On peut avoir des clients qui ne sont pas finançables par les banques parce qu’ils sont très modestes et donc n’ont pas les revenus nécessaires pour obtenir ou rajouter un crédit. Ou bien des personnes qui ne sont pas modestes mais qui ne veulent pas s’endetter de manière supplémentaire ou détricoter leur patrimoine pour rénover un autre bien. Contrairement à une banque, on les critères de revenus, d’âge, de santé ou d’endettement nous importent peu. Nous nous intéressons au bien et à la création de valeur générée par les travaux. Nous sommes capables de financer des projets sans aide, si besoin avancer les aides ou plus classiquement financer uniquement le reste à charge. Mais globalement, le dénominateur commun de nos clients, c’est qu’il s’agit de propriétaires occupants, très motivés pour lancer une rénovation performante mais bloqués par son financement.

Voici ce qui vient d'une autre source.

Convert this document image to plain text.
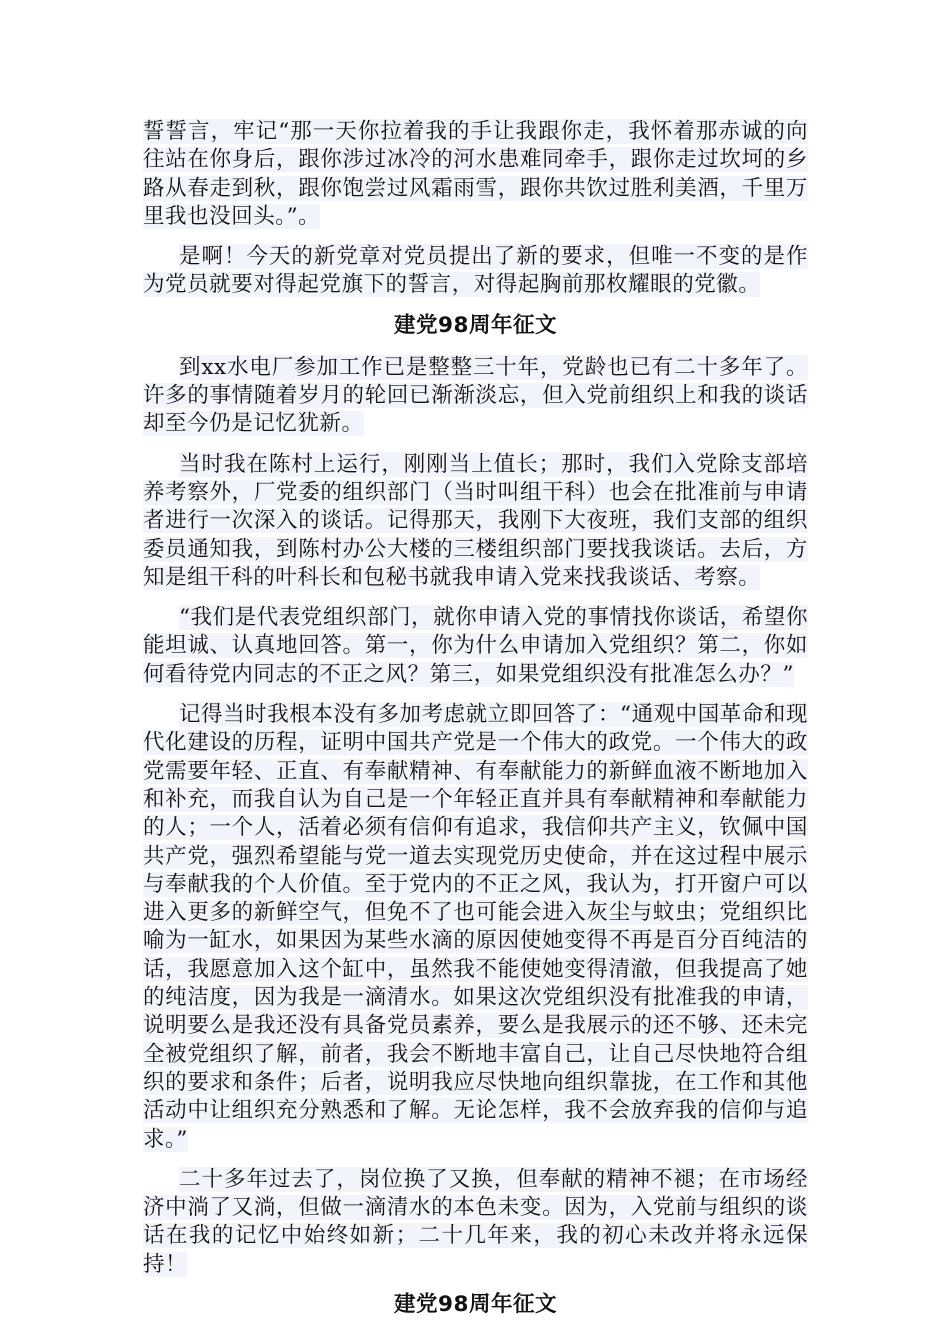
誓誓言，牢记“那一天你拉着我的手让我跟你走，我怀着那赤诚的向往站在你身后，跟你涉过冰冷的河水患难同牵手，跟你走过坎坷的乡路从春走到秋，跟你饱尝过风霜雨雪，跟你共饮过胜利美酒，千里万里我也没回头。”。

是啊！今天的新党章对党员提出了新的要求，但唯一不变的是作为党员就要对得起党旗下的誓言，对得起胸前那枚耀眼的党徽。

建党98周年征文

到xx水电厂参加工作已是整整三十年，党龄也已有二十多年了。许多的事情随着岁月的轮回已渐渐淡忘，但入党前组织上和我的谈话却至今仍是记忆犹新。

当时我在陈村上运行，刚刚当上值长；那时，我们入党除支部培养考察外，厂党委的组织部门（当时叫组干科）也会在批准前与申请者进行一次深入的谈话。记得那天，我刚下大夜班，我们支部的组织委员通知我，到陈村办公大楼的三楼组织部门要找我谈话。去后，方知是组干科的叶科长和包秘书就我申请入党来找我谈话、考察。

“我们是代表党组织部门，就你申请入党的事情找你谈话，希望你能坦诚、认真地回答。第一，你为什么申请加入党组织？第二，你如何看待党内同志的不正之风？第三，如果党组织没有批准怎么办？”

记得当时我根本没有多加考虑就立即回答了：“通观中国革命和现代化建设的历程，证明中国共产党是一个伟大的政党。一个伟大的政党需要年轻、正直、有奉献精神、有奉献能力的新鲜血液不断地加入和补充，而我自认为自己是一个年轻正直并具有奉献精神和奉献能力的人；一个人，活着必须有信仰有追求，我信仰共产主义，钦佩中国共产党，强烈希望能与党一道去实现党历史使命，并在这过程中展示与奉献我的个人价值。至于党内的不正之风，我认为，打开窗户可以进入更多的新鲜空气，但免不了也可能会进入灰尘与蚊虫；党组织比喻为一缸水，如果因为某些水滴的原因使她变得不再是百分百纯洁的话，我愿意加入这个缸中，虽然我不能使她变得清澈，但我提高了她的纯洁度，因为我是一滴清水。如果这次党组织没有批准我的申请，说明要么是我还没有具备党员素养，要么是我展示的还不够、还未完全被党组织了解，前者，我会不断地丰富自己，让自己尽快地符合组织的要求和条件；后者，说明我应尽快地向组织靠拢，在工作和其他活动中让组织充分熟悉和了解。无论怎样，我不会放弃我的信仰与追求。”

二十多年过去了，岗位换了又换，但奉献的精神不褪；在市场经济中淌了又淌，但做一滴清水的本色未变。因为，入党前与组织的谈话在我的记忆中始终如新；二十几年来，我的初心未改并将永远保持！

建党98周年征文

Ce que les clients retiennent de Vasco, c’est qu’on paye la totalité de leurs travaux et qu’ils nous rembourseront au moment où ils vendent leur maison. C’est une sorte de prêt in fine, qui n’existe pas ou qui existe de manière parcellaire, via le prêt avance rénovation ou mutation. On propose un chemin alternatif ou complémentaire à celui des banques. Les Français sont attachés à leur pierre mais ils le sont d’autant plus qu’ils peuvent vivre chez eux dans de bonnes conditions.
Nous avons mis en place une foncière qui détient 100 % des actifs. Aujourd’hui, elle s’appuie sur des investisseurs particuliers, et demain, sur des institutionnels, pour lever des fonds, avec un objectif de rendement de 9 % par an. Grâce à son agrément ESUS (Entreprise solidaire d’utilité sociale), les investisseurs peuvent défiscaliser 25% de leur apport.

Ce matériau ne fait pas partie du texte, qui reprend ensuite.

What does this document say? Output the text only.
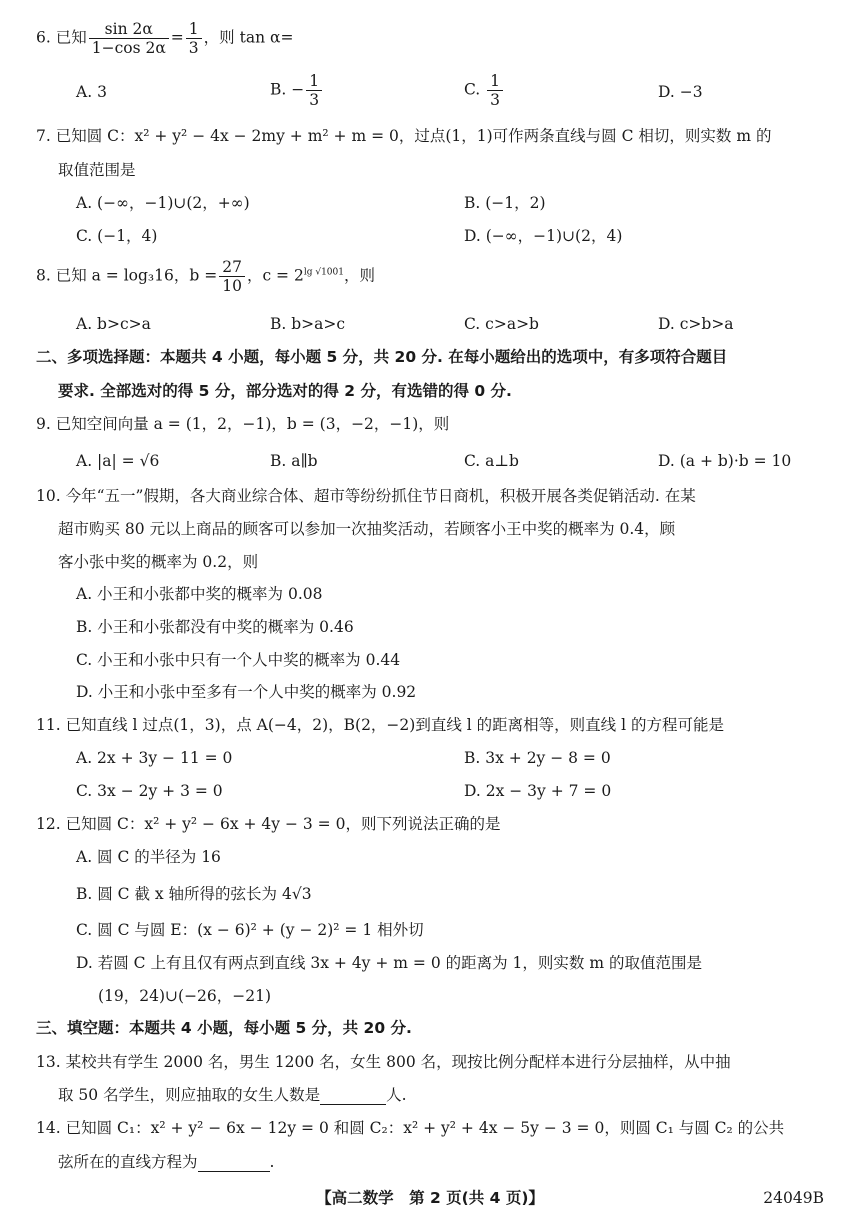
6. 已知 $\frac{\sin 2\alpha}{1-\cos 2\alpha} = \frac{1}{3}$ ，则 tan α=
A. 3	B. − $\frac{1}{3}$	C. $\frac{1}{3}$	D. −3
7. 已知圆 C：x² + y² − 4x − 2my + m² + m = 0，过点(1，1)可作两条直线与圆 C 相切，则实数 m 的
取值范围是
A. (−∞，−1)∪(2，+∞)	B. (−1，2)
C. (−1，4)	D. (−∞，−1)∪(2，4)
8. 已知 a = log₃16，$b = \frac{27}{10}$ ，$c = 2^{lg √1001}$，则
A. b>c>a	B. b>a>c	C. c>a>b	D. c>b>a
二、多项选择题：本题共 4 小题，每小题 5 分，共 20 分. 在每小题给出的选项中，有多项符合题目
要求. 全部选对的得 5 分，部分选对的得 2 分，有选错的得 0 分.
9. 已知空间向量 a = (1，2，−1)，b = (3，−2，−1)，则
A. |a| = √6	B. a∥b	C. a⊥b	D. (a + b)·b = 10
10. 今年“五一”假期，各大商业综合体、超市等纷纷抓住节日商机，积极开展各类促销活动. 在某
超市购买 80 元以上商品的顾客可以参加一次抽奖活动，若顾客小王中奖的概率为 0.4，顾
客小张中奖的概率为 0.2，则
A. 小王和小张都中奖的概率为 0.08
B. 小王和小张都没有中奖的概率为 0.46
C. 小王和小张中只有一个人中奖的概率为 0.44
D. 小王和小张中至多有一个人中奖的概率为 0.92
11. 已知直线 l 过点(1，3)，点 A(−4，2)，B(2，−2)到直线 l 的距离相等，则直线 l 的方程可能是
A. 2x + 3y − 11 = 0	B. 3x + 2y − 8 = 0
C. 3x − 2y + 3 = 0	D. 2x − 3y + 7 = 0
12. 已知圆 C：x² + y² − 6x + 4y − 3 = 0，则下列说法正确的是
A. 圆 C 的半径为 16
B. 圆 C 截 x 轴所得的弦长为 4√3
C. 圆 C 与圆 E：(x − 6)² + (y − 2)² = 1 相外切
D. 若圆 C 上有且仅有两点到直线 3x + 4y + m = 0 的距离为 1，则实数 m 的取值范围是
(19，24)∪(−26，−21)
三、填空题：本题共 4 小题，每小题 5 分，共 20 分.
13. 某校共有学生 2000 名，男生 1200 名，女生 800 名，现按比例分配样本进行分层抽样，从中抽
取 50 名学生，则应抽取的女生人数是	人.
14. 已知圆 C₁：x² + y² − 6x − 12y = 0 和圆 C₂：x² + y² + 4x − 5y − 3 = 0，则圆 C₁ 与圆 C₂ 的公共
弦所在的直线方程为	.
【高二数学　第 2 页(共 4 页)】	24049B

La majorité de nos dossiers nous sont apportés par des professionnels de la rénovation globale qui présentent la solution Vasco aux clients ayant des difficultés de financement. Cela peut être des artisans, des auditeurs, des architectes ou des accompagnateurs rénov’. Nous avons un partenariat gagnant-gagnant : ils nous apportent des prospects, et on leur permet de débloquer des chantiers. Ce qui nous intéresse, c’est la qualité des travaux puisque l’on est solidaire du prix de revente, à la hausse comme à la baisse. De plus, notre point de départ, c’est non seulement d’accélérer la réduction des émissions de gaz à effet de serre du parc bâti français mais aussi, à notre échelle, de participer à la lutte contre la précarité énergétique.
On échange beaucoup avec les ministères. Evidemment, nous avons des intérêts très alignés. Ils essayent de dépenser l’argent public le plus efficacement possible, ils savent que les subventions, ce n’est pas forcément la panacée, et attendent des banques qu’elles financent plus. Nous, on a un modèle alternatif qui ne coûte rien à l’Etat, ils sont évidemment attentifs à notre démarche. Nous n’avons pas encore formé les 2500 conseillers France Rénov’ mais nous y travaillons !

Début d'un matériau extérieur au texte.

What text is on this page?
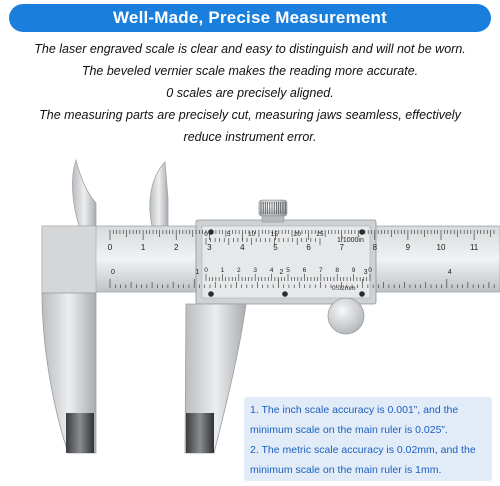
Well-Made, Precise Measurement

The laser engraved scale is clear and easy to distinguish and will not be worn.

The beveled vernier scale makes the reading more accurate.

0 scales are precisely aligned.

The measuring parts are precisely cut, measuring jaws seamless, effectively

reduce instrument error.

0	1	2	3	4
0	1	2	3	4	5	6	7	8	9	10	11
0	5	10 15 20 25
0 1 2 3 4 5 6 7 8 9 0
1/1000in
0.02mm
1. The inch scale accuracy is 0.001”, and the
minimum scale on the main ruler is 0.025”.
2. The metric scale accuracy is 0.02mm, and the
minimum scale on the main ruler is 1mm.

On a lancé la société en août 2023, commencé à proposer notre solution en décembre et récemment recruté nos quatre premières recrues. On a fait nos preuves sur 300 premiers dossiers, et financé à date une dizaine. On souhaite accélérer et changer d’échelle pour financer une centaine de rénovations cette année et 3 fois plus en 2025.